Vous sentez-vous concerné par cette aventure dont vous parlez au-delà des échéances électorales ?

Philippe Caubère. Bien sûr. De quelle manière  ? Je ne sais pas. Mon adhésion est d’abord affective. Je suis comédien, je ne suis pas un homme politique, mais je sais une chose  : on est dans le vrai. C’est comme ça que cela se passe dans la création  : d’un coup, alors que l’on bafouille, on se dit  : ouais, paf, c’est ça  ! J’en ai marre de voir la politique n’entrer dans les foyers que par le seul canal de la télévision, j’en ai marre de voir les gens refaire la politique des autres comme au football on refait le match, cette politique de bistrot.

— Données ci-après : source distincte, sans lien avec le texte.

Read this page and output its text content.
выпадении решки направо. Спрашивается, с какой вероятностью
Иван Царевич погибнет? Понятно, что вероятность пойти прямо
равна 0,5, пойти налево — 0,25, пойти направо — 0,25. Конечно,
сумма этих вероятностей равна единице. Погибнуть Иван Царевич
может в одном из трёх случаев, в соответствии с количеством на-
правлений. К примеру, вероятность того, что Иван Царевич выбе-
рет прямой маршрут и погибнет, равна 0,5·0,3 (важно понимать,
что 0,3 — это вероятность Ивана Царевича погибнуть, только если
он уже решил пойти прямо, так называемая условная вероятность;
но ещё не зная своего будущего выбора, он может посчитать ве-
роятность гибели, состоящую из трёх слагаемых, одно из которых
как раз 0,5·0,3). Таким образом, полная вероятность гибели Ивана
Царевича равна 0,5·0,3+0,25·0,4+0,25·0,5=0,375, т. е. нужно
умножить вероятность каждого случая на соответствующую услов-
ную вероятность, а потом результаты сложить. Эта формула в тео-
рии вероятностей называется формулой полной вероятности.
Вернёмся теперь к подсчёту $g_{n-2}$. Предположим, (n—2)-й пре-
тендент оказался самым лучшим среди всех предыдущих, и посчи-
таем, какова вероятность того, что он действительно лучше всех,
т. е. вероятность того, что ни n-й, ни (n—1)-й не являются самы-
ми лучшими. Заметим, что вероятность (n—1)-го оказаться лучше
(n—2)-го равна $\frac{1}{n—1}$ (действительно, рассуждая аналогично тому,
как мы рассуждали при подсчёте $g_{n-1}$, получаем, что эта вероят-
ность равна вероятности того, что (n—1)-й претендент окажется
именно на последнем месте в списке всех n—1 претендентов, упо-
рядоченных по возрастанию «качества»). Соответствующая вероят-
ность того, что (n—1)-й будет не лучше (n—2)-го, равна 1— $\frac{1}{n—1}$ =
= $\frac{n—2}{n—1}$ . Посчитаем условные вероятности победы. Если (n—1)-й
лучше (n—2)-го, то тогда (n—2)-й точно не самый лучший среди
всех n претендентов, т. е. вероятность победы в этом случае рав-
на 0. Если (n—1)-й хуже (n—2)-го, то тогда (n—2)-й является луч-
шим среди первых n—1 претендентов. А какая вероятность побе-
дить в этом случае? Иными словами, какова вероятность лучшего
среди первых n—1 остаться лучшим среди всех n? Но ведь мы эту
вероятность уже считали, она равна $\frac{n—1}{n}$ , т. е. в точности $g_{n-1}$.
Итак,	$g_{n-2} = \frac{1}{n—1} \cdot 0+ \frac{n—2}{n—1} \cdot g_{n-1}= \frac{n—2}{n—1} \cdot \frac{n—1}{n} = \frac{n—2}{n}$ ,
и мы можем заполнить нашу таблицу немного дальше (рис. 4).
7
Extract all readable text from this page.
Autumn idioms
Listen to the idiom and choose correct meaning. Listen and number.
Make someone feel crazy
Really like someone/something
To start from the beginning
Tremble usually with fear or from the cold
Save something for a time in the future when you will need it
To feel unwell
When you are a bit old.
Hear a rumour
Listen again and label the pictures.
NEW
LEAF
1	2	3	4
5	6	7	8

Quel regard portez-vous sur la culture, et quelle idée vous faites-vous de ce que vous aimeriez qu’elle devienne ?

Philippe Caubère. Il faut revenir aux artistes, aux vrais. Le théâtre tel qu’il est trop souvent devenu m’ennuie, il est trop sophistiqué, trop enfermé sur lui-même, trop complice, et obnubilé par la presse, la critique. Le théâtre que je défends, que je pratique, a beaucoup de mal à exister, il se heurte à des portes, et particulièrement à celles du milieu socialiste. Excepté Jack Lang à ses débuts et Catherine Tasca. Le comble pour moi a été qu’il a fallu que, pour la deuxième fois, ce soit le ministre d’un gouvernement de droite, en l’occurrence Frédéric Mitterrand, qui empêche que ma petite subvention, sans laquelle je ne pourrais plus travailler, me soit retirée  ; quand la Drac, tout à gauche, s’y employait. Trop populaire, pas assez esthétique, pire  : pas artistique, me disent-ils. J’en ai pleuré. Il y a un cas qui, aujourd’hui, me tient à cœur, celui de la Maison de la poésie à Paris. Or, voici que son directeur, Claude Guerre, qui connaît parfaitement ce domaine, qui en est un trésor vivant, se voit pousser vers la porte. La poésie, c’est spécial, c’est pointu. C’est le cœur vivant de la pensée, du théâtre, et de la résistance française. Je remercie Bertrand Delanoë, le maire de Paris, de m’avoir gentiment reçu à ce sujet, mais je sens que l’on veut encore faire de cette maison un rendez-vous de personnalités médiatiques, de people. La gangrène de la culture « socialiste », c’est la mondanité. Paris en regorge déjà, il faut que l’on sauve au moins cette porcelaine qu’est la Maison de la poésie de Claude Guerre.